Objective: Although the importance of preexisting functional and ambulatory status among patients undergoing lower extremity bypass (LEB) has been increasingly recognized, a paucity of reported data is available on the significance of a postoperative decline in ambulatory status after LEB surgery. The purpose of the present analysis was to determine the effects of a new decline in ambulatory status after LEB surgery on the postoperative short- and long-term outcomes.

Methods: The Vascular Quality Initiative infrainguinal bypass dataset was queried from 2003 to 2021 for patients with peripheral arterial disease (PAD) who had undergone LEB. Information on ambulatory status at admission and discharge from the hospital was recorded. Patients with a decline in ambulatory status at discharge from the hospital were included in group I, and those who had maintained their ambulatory status at discharge were included in group II. The primary outcomes were mortality, amputation, and a composite outcome of mortality or amputation at 30 days and 1 year postoperatively. The secondary outcomes were major adverse cardiovascular events, myocardial infarction, congestive heart failure, stroke, dysrhythmia, pneumonia, and the need for prolonged ventilation.

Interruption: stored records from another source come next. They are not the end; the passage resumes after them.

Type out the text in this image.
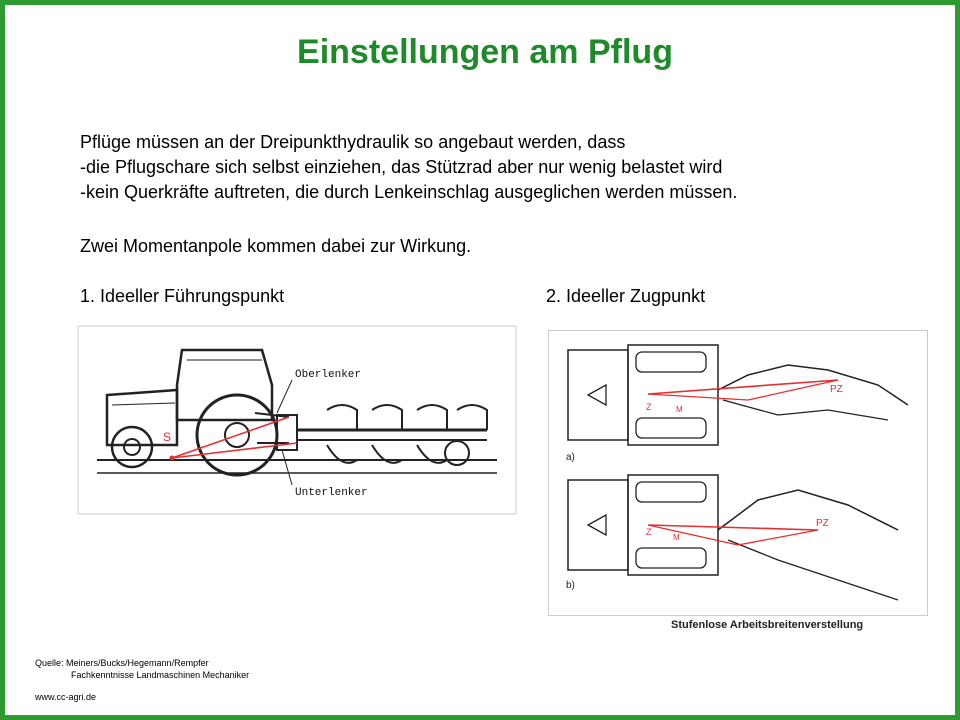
Einstellungen am Pflug
Pflüge müssen an der Dreipunkthydraulik so angebaut werden, dass
-die Pflugschare sich selbst einziehen, das Stützrad aber nur wenig belastet wird
-kein Querkräfte auftreten, die durch Lenkeinschlag ausgeglichen werden müssen.
Zwei Momentanpole kommen dabei zur Wirkung.
1. Ideeller Führungspunkt	2. Ideeller Zugpunkt
S
Oberlenker
Unterlenker
PZ
Z	M
a)
PZ
Z
M
b)
Stufenlose Arbeitsbreitenverstellung
Quelle: Meiners/Bucks/Hegemann/Rempfer
Fachkenntnisse Landmaschinen Mechaniker
www.cc-agri.de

Results: A total of 40,478 patients were included in the present study, of whom 16,032 (39.6%) were included in group I and 24,446 (60.4%) were included in group II. The patients in group I were more often aged >70 years, women, African American, transferred from another hospital or rehabilitation facility, prior or current smokers, or had an American Society of Anesthesiologists classification of III or IV compared with those with unchanged ambulatory status (P < .05 for all). Patients with a decline in ambulatory status had had a greater incidence of mortality at 30 days (2.4% vs 0.6%; P < .001) and 1 year (9.7% vs 7%; P < .001) postoperatively. Patients with a decline in ambulatory status had had a greater occurrence of major adverse cardiovascular events, myocardial infarction, stroke, dysrhythmia, and the need for prolonged ventilation. The following factors were associated with a decline in postoperative ambulatory status: older age (70-79 years: adjusted odds ratio [aOR], 1.20; 95% confidence interval [CI], 1.07-1.34; P = .001; and ≥80 years: aOR, 1.18; 95% CI, 1.05-1.35; P = .007), female sex (aOR, 1.06; 95% CI, 1.00-1.11; P = .019), African-American race (aOR, 1.15; 95% CI, 1.07-1.21; P < .001), transfer from another hospital or rehabilitation unit (aOR, 1.30; 95% CI, 1.18-1.41; P < .001), and a history of diabetes mellitus (aOR, 1.12; 95% CI, 1.06-1.17; P = .004). The magnitude of decline in ambulatory function was associated with worse primary outcomes. Patients whose ambulatory function had declined from ambulatory to bedridden after LEB surgery had had the highest mortality (aOR, 21 at 30 days and 15 at 1 year).

Conclusions: A new decline in ambulatory function at discharge from the hospital after LEB surgery was associated with increased short- and long-term mortality and the composite outcome of mortality or amputation. It was also associated with reduced amputation-free survival at 30 days and 1 year postoperatively.